Falabella faz então uma pausa reflexiva e relembra da amiga, parceira e ídola Marília Pera (1943-2015), que interpretou Darlene, a ex-mulher alcóolatra de Ruço, em seu último trabalho na TV. “Marília tão maravilhosa, que categoria”. E a pausa vira silêncio, enquanto Falabella passa a mão na cabeça careca e olha para o infinito da janela de sua sala. Mas o silêncio não dura muito, afinal o show tem que continuar.

Miguel Falabella e Marília Pera em cena de 'Pé na Cova'

“Do mesmo jeito que tratei aquela gente perdida de ‘Pé na Cova’, olho pras prostitutas de ‘Veneza’ de uma forma muito especial. Poderia olhá-las de uma maneira crua, mas prefiro investi-las de grandeza. Isso é uma escolha minha, é como olho pros personagens. Sempre quis fazer uma Comédia da Tolerância onde todos são bem vindos. Uma vez um porteiro da Globo me falou uma coisa que tomei como grande elogio: “Seu Falabella, sempre que aparece alguém muito esquisito eu sei que é pra programa seu”. Fiquei muito orgulhoso com esse comentário porque quando você tem efetivamente afeto pelas pessoas, o público reconhece”.

E esse reconhecimento do público é um dos maiores estimulantes de Falabella que, desde que se entende como artista, sempre quis ser popular. “Fui criado numa família meio careta de intelectuais, uma gente bem elitista. Minha mãe era discípula de Sartre e minha casa era frequentada por intelectuais, então desde muito novo percebia esse abismo entre a minha casa e o resto do mundo. Então decidi que seria um artista popular. Só que comecei a dirigir teatro com ‘Emily’ (sobre a poeta Emily Dickinson, em 1984), ganhei prêmios e prestígio, e o pessoal não me perdoou porque depois fui fazer besteirol. ‘Como ele larga a grande arte do teatro pra fazer isso?’. Ficaram mordidos”. 
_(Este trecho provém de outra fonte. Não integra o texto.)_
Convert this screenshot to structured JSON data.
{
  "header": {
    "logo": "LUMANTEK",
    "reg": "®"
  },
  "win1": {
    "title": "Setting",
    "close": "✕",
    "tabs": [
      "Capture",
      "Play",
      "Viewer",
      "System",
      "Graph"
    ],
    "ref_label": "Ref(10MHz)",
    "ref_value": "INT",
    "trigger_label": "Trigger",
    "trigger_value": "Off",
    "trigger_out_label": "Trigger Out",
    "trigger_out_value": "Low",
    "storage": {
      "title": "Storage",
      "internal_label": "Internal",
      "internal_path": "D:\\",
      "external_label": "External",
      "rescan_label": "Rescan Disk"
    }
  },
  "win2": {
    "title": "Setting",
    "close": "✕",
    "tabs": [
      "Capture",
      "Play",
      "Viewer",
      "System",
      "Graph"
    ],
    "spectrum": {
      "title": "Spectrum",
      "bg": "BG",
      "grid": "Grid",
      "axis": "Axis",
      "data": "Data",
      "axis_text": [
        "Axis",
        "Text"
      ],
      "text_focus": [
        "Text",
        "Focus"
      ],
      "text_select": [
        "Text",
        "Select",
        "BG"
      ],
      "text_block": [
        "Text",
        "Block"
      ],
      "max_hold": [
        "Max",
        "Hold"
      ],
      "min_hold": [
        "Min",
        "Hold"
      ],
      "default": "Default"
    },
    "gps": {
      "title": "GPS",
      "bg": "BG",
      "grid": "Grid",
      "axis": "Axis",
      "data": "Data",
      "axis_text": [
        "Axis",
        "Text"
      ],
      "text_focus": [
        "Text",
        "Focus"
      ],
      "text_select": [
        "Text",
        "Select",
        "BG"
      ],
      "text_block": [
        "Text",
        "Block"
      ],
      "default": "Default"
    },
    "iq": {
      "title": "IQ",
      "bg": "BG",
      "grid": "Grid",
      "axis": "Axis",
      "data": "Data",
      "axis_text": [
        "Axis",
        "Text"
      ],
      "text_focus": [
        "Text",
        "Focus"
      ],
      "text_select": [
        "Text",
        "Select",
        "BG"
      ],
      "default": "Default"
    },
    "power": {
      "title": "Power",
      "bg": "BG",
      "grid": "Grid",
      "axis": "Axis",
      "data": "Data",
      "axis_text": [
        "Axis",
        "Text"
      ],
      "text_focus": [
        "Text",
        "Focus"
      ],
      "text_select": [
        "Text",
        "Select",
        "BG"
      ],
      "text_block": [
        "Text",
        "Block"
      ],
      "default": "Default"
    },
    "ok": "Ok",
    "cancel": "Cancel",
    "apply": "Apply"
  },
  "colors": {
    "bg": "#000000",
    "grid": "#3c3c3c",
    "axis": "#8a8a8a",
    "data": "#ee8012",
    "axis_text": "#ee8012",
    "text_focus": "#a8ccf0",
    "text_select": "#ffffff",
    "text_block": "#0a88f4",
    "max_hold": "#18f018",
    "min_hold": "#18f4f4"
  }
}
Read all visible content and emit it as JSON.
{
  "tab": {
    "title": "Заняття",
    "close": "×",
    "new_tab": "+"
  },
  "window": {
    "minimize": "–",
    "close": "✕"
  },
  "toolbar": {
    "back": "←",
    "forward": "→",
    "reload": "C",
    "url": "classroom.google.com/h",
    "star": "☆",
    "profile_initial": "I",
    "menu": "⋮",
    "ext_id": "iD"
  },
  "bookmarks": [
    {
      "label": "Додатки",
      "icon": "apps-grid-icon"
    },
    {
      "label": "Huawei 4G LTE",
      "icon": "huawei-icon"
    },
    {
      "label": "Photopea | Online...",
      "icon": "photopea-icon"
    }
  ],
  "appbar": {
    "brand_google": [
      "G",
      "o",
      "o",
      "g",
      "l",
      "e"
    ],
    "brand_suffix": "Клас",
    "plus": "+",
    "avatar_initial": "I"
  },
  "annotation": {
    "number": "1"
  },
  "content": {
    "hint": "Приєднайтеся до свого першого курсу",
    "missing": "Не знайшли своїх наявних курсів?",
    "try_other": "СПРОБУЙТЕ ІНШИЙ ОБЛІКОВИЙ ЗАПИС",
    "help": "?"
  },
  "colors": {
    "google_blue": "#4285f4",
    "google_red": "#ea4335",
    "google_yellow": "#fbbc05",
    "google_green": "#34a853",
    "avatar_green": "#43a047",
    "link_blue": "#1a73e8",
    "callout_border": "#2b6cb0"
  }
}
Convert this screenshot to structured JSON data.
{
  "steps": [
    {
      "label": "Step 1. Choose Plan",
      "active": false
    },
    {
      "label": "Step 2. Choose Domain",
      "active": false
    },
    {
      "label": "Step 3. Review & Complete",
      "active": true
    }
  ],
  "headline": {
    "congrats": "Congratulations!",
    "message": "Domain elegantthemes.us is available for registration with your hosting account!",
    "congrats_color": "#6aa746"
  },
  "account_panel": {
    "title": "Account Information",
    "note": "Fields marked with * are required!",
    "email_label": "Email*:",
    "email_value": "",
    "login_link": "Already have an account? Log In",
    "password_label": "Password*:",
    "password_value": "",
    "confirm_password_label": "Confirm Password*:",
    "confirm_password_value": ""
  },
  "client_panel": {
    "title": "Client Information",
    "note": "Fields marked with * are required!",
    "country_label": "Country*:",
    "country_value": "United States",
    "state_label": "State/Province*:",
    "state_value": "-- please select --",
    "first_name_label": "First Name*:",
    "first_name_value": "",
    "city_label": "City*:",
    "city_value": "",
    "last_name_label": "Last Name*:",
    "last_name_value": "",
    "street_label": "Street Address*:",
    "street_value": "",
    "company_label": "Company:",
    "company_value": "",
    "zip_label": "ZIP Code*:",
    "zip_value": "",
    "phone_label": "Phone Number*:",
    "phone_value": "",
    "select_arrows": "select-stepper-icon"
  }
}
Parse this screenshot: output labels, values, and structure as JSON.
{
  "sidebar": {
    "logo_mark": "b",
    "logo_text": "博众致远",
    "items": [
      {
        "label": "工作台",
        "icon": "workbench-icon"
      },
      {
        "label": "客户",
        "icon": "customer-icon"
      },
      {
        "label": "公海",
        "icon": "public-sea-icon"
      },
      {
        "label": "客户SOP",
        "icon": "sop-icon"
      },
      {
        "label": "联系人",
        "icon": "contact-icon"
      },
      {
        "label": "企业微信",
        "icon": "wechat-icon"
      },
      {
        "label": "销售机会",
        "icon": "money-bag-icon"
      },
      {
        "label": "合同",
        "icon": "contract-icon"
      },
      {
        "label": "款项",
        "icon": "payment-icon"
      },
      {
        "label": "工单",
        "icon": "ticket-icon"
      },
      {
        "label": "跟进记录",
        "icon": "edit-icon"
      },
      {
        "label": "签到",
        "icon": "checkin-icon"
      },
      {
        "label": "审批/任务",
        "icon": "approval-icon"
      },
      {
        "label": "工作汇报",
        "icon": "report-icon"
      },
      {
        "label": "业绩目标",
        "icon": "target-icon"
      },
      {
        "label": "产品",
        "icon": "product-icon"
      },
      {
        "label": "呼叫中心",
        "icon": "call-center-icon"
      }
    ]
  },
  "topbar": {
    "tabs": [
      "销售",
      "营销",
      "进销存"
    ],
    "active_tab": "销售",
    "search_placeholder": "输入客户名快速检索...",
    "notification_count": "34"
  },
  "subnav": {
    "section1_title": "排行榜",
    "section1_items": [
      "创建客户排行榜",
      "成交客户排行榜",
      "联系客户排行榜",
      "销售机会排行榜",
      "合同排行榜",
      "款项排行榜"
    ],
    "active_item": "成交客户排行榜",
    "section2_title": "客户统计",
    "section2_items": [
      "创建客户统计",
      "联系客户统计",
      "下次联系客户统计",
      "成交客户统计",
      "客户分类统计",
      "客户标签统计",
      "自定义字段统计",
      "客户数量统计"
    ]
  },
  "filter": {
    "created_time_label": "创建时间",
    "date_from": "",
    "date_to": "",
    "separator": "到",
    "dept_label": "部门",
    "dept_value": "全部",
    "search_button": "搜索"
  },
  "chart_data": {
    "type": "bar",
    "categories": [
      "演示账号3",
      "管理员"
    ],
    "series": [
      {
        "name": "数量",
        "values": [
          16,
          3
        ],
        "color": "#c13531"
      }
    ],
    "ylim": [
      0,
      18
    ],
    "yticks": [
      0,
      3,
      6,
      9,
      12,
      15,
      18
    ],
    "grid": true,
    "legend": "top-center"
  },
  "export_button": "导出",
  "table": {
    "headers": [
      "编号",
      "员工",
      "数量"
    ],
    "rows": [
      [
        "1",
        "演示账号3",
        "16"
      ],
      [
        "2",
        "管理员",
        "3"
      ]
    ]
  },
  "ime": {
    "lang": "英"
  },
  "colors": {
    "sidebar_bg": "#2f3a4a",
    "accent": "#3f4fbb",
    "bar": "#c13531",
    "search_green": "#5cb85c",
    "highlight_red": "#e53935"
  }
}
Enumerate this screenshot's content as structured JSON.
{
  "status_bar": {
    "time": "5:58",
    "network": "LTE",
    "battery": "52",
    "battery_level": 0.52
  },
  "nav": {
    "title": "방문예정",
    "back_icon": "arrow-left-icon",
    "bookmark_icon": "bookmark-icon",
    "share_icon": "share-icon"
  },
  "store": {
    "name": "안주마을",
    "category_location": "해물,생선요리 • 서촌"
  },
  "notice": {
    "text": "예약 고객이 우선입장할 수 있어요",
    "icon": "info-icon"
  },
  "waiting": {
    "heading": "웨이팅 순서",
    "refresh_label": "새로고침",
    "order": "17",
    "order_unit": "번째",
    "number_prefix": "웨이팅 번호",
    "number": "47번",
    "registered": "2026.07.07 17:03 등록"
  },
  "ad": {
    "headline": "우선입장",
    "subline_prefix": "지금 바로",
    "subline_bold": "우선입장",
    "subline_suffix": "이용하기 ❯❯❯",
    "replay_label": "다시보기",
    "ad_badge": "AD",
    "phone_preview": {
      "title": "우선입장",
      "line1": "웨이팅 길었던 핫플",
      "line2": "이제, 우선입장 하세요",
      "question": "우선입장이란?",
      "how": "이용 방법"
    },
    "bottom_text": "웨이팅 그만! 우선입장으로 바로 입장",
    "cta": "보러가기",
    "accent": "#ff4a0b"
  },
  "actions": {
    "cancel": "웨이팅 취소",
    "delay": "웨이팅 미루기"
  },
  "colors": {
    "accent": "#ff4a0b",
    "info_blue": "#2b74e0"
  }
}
Ainda hoje, Falabella diz sentir preconceito por fazer sucesso, por ser popular, mas faz tempo que deixou de se importar. “Tô numa fase bacana. Menos angústia, menos insônia. O que virá, virá. Eu vou semeando, algumas germinam, outras não, e tudo bem”. Certo mesmo é que ele estará em cartaz com o musical ‘Annie’, enquanto desenvolve para TV uma série chamada ‘Eu, Minha Avó e a Boi’, baseada numa história que correu pela internet sobre a rivalidade entre duas senhoras, e sonha com seu terceiro longa (uma adaptação da peça ‘O Som e a Sílaba’ que montou em 2017 com Alessandra Maestrini). Tem também o breve retorno de seu lendário Caco Antibes em Sai de baixo, o Filme, mas sobre isso prefere manter segredo.

Acima de tudo, Falabella reservou 2019 para levar ‘Veneza’ por festivais de cinema mundo afora, afinal a Veneza dos sonhos da Gringa é também de Falabella e de quem mais embarcar nessa viagem fantástica.